C’est une question qui me trottait dans la tête depuis un petit moment. Entre la multitude d’outils de communication digitale à notre disposition, les impératifs RSE, la révolution du monde de l’édition lancée outre-Atlantique et les besoins de l’entreprise, le sujet mérite réflexion.



Deux partis-pris :
  • Pour le survol rapide, la communication instantanée, diffusée par le canal de mon choix, sans perte de temps, mais avec risque de surdose néanmoins, je suis une accro du digital et des médias sociaux.
  • Pour un travail de fond, le temps de la réflexion et de l’analyse, le temps de la compréhension et de l’immersion, la mémoire et les beaux objets qui restent, le plaisir des yeux et du touché, le positionnement haut de gamme, l’indépendance des ondes et de l’EDF… je demeurerai une inconditionnelle du print.
Deux constats :
  • La lecture sur écran tend à une lecture rapide, s’appuyant sur une stratégie de repérage pour capter les messages clés.
  • Ceci exige une excellente maîtrise de la langue en question, de ses codes et symboles et de ses référents culturels. Pour des cibles qui ne sont pas natives, la pleine compréhension risque d’être ardue.
Une inquiétude :

Dans un article de Wired, adapté de son livre The Shallows: What the Internet Is Doing to Our Brains (W.W. Norton and Company, 2010), Nicholas Carr souligne que des « douzaines d’études de psychologues, de neurobiologistes et d’éducateurs démontrent que lorsque nous naviguons sur la Toile, nous pénétrons dans un environnement qui nous encourage à lire en survol, à réfléchir de manière distraite et précipitée et à apprendre de manière superficielle. Alors même que l’Internet nous permet d’accéder facilement à une vaste étendue d’informations, il entrave notre capacité de réflexion profonde, transformant véritablement la structure de notre cerveau. » (traduction PL)

Regards de pros :

L’avenir du print en communication d’entreprise est le sujet du Lab’ Débat du N° 20 (septembre 2010) de Com’Ent, le magazine de l’Ujjef-Communication et entreprise, qui met face à face Laetitia de Puyfaucher de WordAppeal et Valérie Perruchot Garcia d’Axa.

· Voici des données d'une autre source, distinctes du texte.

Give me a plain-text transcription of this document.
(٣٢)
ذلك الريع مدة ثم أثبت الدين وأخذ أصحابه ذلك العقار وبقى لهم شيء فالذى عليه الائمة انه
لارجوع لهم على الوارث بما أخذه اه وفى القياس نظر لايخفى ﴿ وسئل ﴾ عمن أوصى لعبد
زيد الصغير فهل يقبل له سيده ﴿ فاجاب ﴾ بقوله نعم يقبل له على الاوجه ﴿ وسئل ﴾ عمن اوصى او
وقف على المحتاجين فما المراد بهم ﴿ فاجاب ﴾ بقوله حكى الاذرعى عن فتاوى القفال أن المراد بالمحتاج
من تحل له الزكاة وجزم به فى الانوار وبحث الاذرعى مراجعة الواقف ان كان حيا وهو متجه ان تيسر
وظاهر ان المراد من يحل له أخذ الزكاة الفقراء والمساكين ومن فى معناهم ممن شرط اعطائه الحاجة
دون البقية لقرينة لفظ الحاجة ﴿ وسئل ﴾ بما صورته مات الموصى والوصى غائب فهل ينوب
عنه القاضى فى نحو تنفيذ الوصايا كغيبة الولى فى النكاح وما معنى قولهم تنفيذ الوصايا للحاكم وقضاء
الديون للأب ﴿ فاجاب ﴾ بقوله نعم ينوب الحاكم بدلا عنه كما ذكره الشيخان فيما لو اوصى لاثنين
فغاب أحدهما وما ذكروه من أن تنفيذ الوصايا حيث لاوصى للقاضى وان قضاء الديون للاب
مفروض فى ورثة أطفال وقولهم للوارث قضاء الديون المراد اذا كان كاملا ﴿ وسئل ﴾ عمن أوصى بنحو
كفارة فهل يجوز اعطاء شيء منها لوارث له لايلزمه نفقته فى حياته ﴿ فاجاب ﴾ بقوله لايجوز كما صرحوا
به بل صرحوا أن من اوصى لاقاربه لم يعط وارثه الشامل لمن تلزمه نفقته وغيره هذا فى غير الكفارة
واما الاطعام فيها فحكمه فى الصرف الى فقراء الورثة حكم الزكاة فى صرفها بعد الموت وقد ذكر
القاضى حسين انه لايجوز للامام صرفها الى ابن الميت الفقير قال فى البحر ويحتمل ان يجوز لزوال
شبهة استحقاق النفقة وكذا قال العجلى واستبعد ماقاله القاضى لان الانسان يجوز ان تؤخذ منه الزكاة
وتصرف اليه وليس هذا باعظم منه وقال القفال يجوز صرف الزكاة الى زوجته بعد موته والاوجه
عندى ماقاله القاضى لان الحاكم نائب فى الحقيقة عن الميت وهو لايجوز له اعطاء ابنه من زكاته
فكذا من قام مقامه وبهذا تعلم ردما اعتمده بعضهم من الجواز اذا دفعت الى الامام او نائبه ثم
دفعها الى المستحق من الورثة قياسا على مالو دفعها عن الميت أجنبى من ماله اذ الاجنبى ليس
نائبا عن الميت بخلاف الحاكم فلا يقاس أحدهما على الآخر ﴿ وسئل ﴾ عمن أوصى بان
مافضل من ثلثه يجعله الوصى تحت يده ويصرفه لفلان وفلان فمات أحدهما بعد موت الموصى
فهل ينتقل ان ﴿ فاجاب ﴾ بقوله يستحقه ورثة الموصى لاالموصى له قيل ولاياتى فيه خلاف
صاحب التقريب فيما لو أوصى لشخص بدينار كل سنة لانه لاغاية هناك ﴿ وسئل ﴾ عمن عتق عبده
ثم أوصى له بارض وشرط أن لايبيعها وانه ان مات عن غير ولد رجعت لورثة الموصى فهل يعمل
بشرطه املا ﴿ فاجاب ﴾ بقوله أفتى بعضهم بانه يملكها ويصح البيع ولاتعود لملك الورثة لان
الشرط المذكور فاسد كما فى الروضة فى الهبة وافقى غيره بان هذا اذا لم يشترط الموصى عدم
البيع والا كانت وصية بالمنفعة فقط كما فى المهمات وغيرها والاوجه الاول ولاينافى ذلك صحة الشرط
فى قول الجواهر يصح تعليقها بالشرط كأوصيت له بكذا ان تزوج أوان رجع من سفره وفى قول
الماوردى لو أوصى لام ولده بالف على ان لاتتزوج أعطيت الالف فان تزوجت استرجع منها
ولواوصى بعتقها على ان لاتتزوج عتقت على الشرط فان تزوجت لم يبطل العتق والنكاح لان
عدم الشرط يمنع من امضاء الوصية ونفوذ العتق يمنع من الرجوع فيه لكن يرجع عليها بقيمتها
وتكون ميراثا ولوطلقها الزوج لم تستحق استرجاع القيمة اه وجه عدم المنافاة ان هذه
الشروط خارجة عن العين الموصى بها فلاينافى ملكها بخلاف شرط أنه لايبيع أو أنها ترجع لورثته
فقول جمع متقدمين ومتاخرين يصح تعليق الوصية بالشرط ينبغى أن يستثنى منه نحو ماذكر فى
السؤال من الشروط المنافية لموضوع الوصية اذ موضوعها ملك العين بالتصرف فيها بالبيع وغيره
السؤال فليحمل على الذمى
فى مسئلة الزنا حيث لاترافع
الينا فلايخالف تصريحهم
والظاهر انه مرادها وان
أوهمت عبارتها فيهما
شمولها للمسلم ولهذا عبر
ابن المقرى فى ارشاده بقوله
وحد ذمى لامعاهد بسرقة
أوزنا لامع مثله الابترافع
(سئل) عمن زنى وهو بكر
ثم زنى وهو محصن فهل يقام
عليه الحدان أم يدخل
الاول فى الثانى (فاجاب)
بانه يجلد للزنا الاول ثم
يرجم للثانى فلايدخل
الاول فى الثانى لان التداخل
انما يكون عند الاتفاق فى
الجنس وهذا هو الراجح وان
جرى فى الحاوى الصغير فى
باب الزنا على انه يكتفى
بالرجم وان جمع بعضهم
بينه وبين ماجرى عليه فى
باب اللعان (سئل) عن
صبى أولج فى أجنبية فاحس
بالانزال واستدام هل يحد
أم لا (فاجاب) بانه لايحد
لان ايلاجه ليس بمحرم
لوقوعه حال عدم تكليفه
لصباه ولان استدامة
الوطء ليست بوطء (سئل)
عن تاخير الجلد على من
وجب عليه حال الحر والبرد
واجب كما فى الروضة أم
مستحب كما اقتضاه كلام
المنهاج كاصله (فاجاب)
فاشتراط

« La fonction du print doit donc être radicalement repensée… [Il] doit s’attacher à mettre en perspective, à expliquer, vulgariser ou, au contraire, approfondir… [Il] doit être conçu comme le bel objet qui suscite une émotion, un plaisir. »

Laetitia de Puyfaucher

« [Le Web] manque une qualité… celle de construire la mémoire de l’entreprise au fil du temps et des faits… Nous avons [le projet] de réaliser un livre pour célébrer les 25 ans de la marque Axa… un moment idéal pour clarifier et diffuser nos ambitions qui méritent bien une “pause livresque”  destinée à rompre avec le flux continuel des informations diffusées par le Web ! »

Valérie Perruchot Garcia

L’avenir du print est donc voué au beau, à la mémoire, à  la vulgarisation ou l’approfondissement, à nourrir la relation personnelle avec les cibles, au positionnement haut de gamme différenciateur.

C’est une opportunité en or pour les multinationales françaises qui doivent communiquer et résonner de manière fine et percutante auprès de leurs marchés et parties prenantes situés tout autant hors Métropole. En effet, d’après l’AFII, 38,5% du capital des entreprises du CAC 40 est détenu par les investisseurs étrangers (données BDF avril 2008).  Le taux d’exportation des grands groupes industriels français est de plus de 56 % (INSEE 2006).

Constat : La méthode habituelle de production de communication bilingue est à haut risque : rédaction en priorité du contenu dans une langue, puis phase de traduction en bout de chaîne, dissociée du reste du projet et sans faire l’objet du même engagement, alors que les cibles et les enjeux sont différents – et tout aussi critiques.

Interrogation :

Plus les entreprises réserveront leurs investissements dans le print à des projets distinctifs, plus elles voudront s’assurer que cet investissement rayonne à l’international, sans ombre aucune au tableau qui pourrait coûter fort cher.

Quelle méthode pensez-vous privilégier alors pour maximiser le retour sur investissement du print à l’international ?

  • Conception-rédaction en anglais, le rédacteur étant intégré à votre équipe projet dès le départ pour que les deux versions soient élaborées simultanément ? Les + : réduction du nombre de phases du projet, une rédaction native est toujours préférable à la meilleure des traductions.
  • Adaptation en anglais, avec intégration du rédacteur-traducteur lors de la rédaction du texte en français pour s’assurer de raisonner international ? Les + :  éviter les problèmes de ” traductibilité ” d’un texte, cibler ce qui doit être adapté et ce qui est superflu dans un autre contexte.
  • Traduction rédactionnelle planifiée en bout de chaîne par un professionnel indépendant que vous aurez choisi en amont ? Le + : communication directe entre le donneur d’ordre et le prestataire qui effectue le travail.
  • Traduction confiée à une agence, où il n’y a guère de chance de contact direct entre le client final et le prestataire ? Le + : pour répondre à l’urgence de sortir un document dans de nombreuses langues simultanément.

La parole est à vous !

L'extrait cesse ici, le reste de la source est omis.